結果、コハダにとっての美少女は"儚く切なく美しいもの"がシンプルながら一つの答えでした。
決して他作品が、ただ何となく作られているわけではないが、こうやって制作者が明確な意図を記載し、それが伝わりやすいように導線が引かれている作品は珍しいなと感じる。
「青い空のカミュ」で描かれている内容は決して分かりやすいものではない。
だが、「この作品はプレイしたユーザー一人ひとりにとって、考えるきっかけになってほしい」という意図は容易に汲み取れる。
なぜ、それが容易に汲み取れるようになっているのか。
その答えは、おそらく一番上で引用したメッセージに繋がるのだろうなと思う。
というわけで、随分と長くなってしまったが、美少女ゲームがこれからも生きていけるよう、そしてこれからも愛されるよう、一ユーザーとして感想を書いていこうと思う。
"人は何故、自分の大切なものを大切なままにしておけないのか?"
本作のテーマの一つだ。
「大切なもの」が人であろうと、物であろうと、あるいは概念であろうと、この世のものは等しく時の流れの中にあり、常に変化していくものだ。
その瞬間のその状態のものを、そのまま「大切なもの」と捉える場合、「常に変化する」というこの世の時の流れは、ある意味「理不尽」な仕打ちに感じるだろう。

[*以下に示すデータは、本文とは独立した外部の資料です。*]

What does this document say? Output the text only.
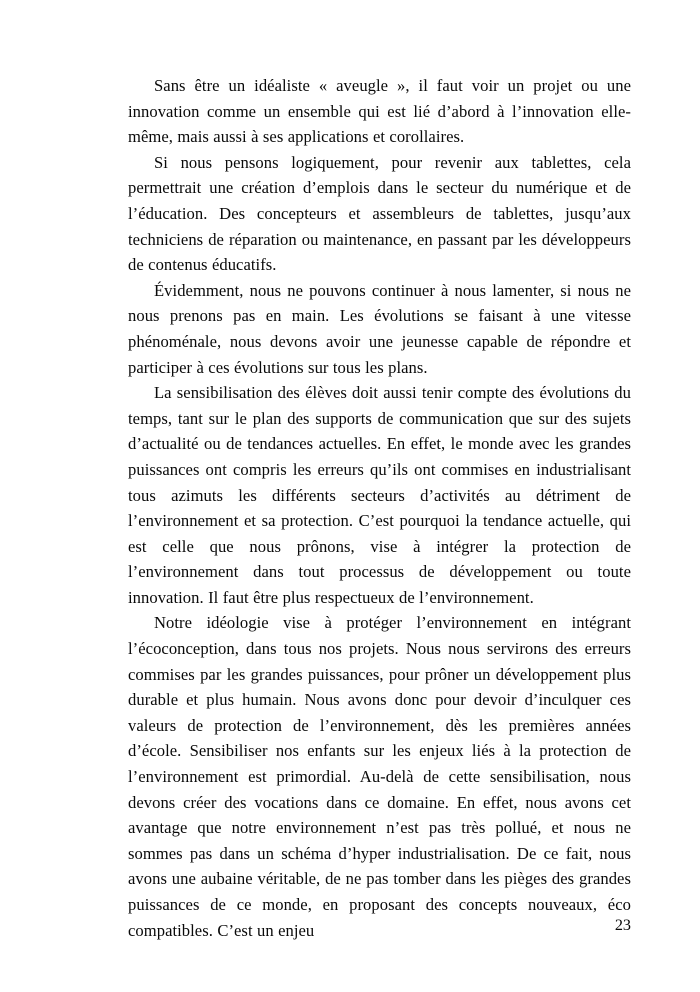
Sans être un idéaliste « aveugle », il faut voir un projet ou une innovation comme un ensemble qui est lié d’abord à l’innovation elle-même, mais aussi à ses applications et corollaires.

Si nous pensons logiquement, pour revenir aux tablettes, cela permettrait une création d’emplois dans le secteur du numérique et de l’éducation. Des concepteurs et assembleurs de tablettes, jusqu’aux techniciens de réparation ou maintenance, en passant par les développeurs de contenus éducatifs.

Évidemment, nous ne pouvons continuer à nous lamenter, si nous ne nous prenons pas en main. Les évolutions se faisant à une vitesse phénoménale, nous devons avoir une jeunesse capable de répondre et participer à ces évolutions sur tous les plans.

La sensibilisation des élèves doit aussi tenir compte des évolutions du temps, tant sur le plan des supports de communication que sur des sujets d’actualité ou de tendances actuelles. En effet, le monde avec les grandes puissances ont compris les erreurs qu’ils ont commises en industrialisant tous azimuts les différents secteurs d’activités au détriment de l’environnement et sa protection. C’est pourquoi la tendance actuelle, qui est celle que nous prônons, vise à intégrer la protection de l’environnement dans tout processus de développement ou toute innovation. Il faut être plus respectueux de l’environnement.

Notre idéologie vise à protéger l’environnement en intégrant l’écoconception, dans tous nos projets. Nous nous servirons des erreurs commises par les grandes puissances, pour prôner un développement plus durable et plus humain. Nous avons donc pour devoir d’inculquer ces valeurs de protection de l’environnement, dès les premières années d’école. Sensibiliser nos enfants sur les enjeux liés à la protection de l’environnement est primordial. Au-delà de cette sensibilisation, nous devons créer des vocations dans ce domaine. En effet, nous avons cet avantage que notre environnement n’est pas très pollué, et nous ne sommes pas dans un schéma d’hyper industrialisation. De ce fait, nous avons une aubaine véritable, de ne pas tomber dans les pièges des grandes puissances de ce monde, en proposant des concepts nouveaux, éco compatibles. C’est un enjeu	23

逆に言うと「常に変化する」ことを「そういうものだよね」と受け入れられれば、「理不尽」だと感じないのではないだろうか。
本作の主人公、燐と蛍は仲が良いが、本質は対称的だ。
燐は、ある一瞬の「完璧な世界」を求め、蛍は自分が置かれている、移り行く世界を受け入れ、良しとする。
作中では、燐は蛍に対し綺麗なままでいてほしいと願う。つまり燐にとっての「綺麗」を、蛍にある意味押し付けているようにも見える。
家庭環境においても、両親には一緒にいてほしいと思い、従弟の聡とは一線を越えないよう自分の感情を抑えていた。「社会の常識」を「完璧な世界」として、自分の周りに、あるいは自分自身に求めていたわけだ。
これは、座敷童を町にとどめておこうとした町民たちと同様の構図だ。
一方で蛍は、燐や世界に対して、その状態を保持し続けるような拘りを見せることはない。
燐との家庭環境で比較すれば、蛍は母親がいないことを悲しいとは思わず、そういうものかと受け入れている。
お出かけの約束が部活のミーティングでダメになりそうなシーンでも、燐は時間通りに行けないこと、「不条理」なことを不満に感じている。
だが蛍はその状況を受け入れ、約束の本質である「燐と出かけること」が達成できればそれでいいと、燐を待ち続けていた。
オオモト様の青い家では、二人の行動に明らかな違いがある。
燐は、家の水や桃を口にすることにためらいがない。味だってしっかりと分かる。
反面、蛍は手を出そうとはしなかった。
オオモト様という「そのままであれ」と願われた対象が存在する「完璧な世界」において、燐は同様の信念を持つためにすぐに馴染んだが、蛍はそうではなかった。
物語のラスト、青い家の世界から電車に乗ったのが蛍のみだったのも、「完璧な世界」を求めていなかったからと考えれば納得がいく。
「完璧な世界」を求めた過去の町民たちが生んだ歪みは、同じく「完璧な世界」を求めた燐によって収束し、そして移りゆくものを良しとする蛍だけが元の世界に戻った。
燐と蛍、どちらが正しいというわけではなく、対称的な考えを持つ二人の少女がただそこにいただけ。
物語としては"ただ""だけ"だが、やはり考えさせられる内容であったし、プレイしていてとても楽しかった。
燐と蛍には、二人一緒に元の世界に戻って仲良く過ごしてほしかったと思う私は、まだ青い家の中にいる。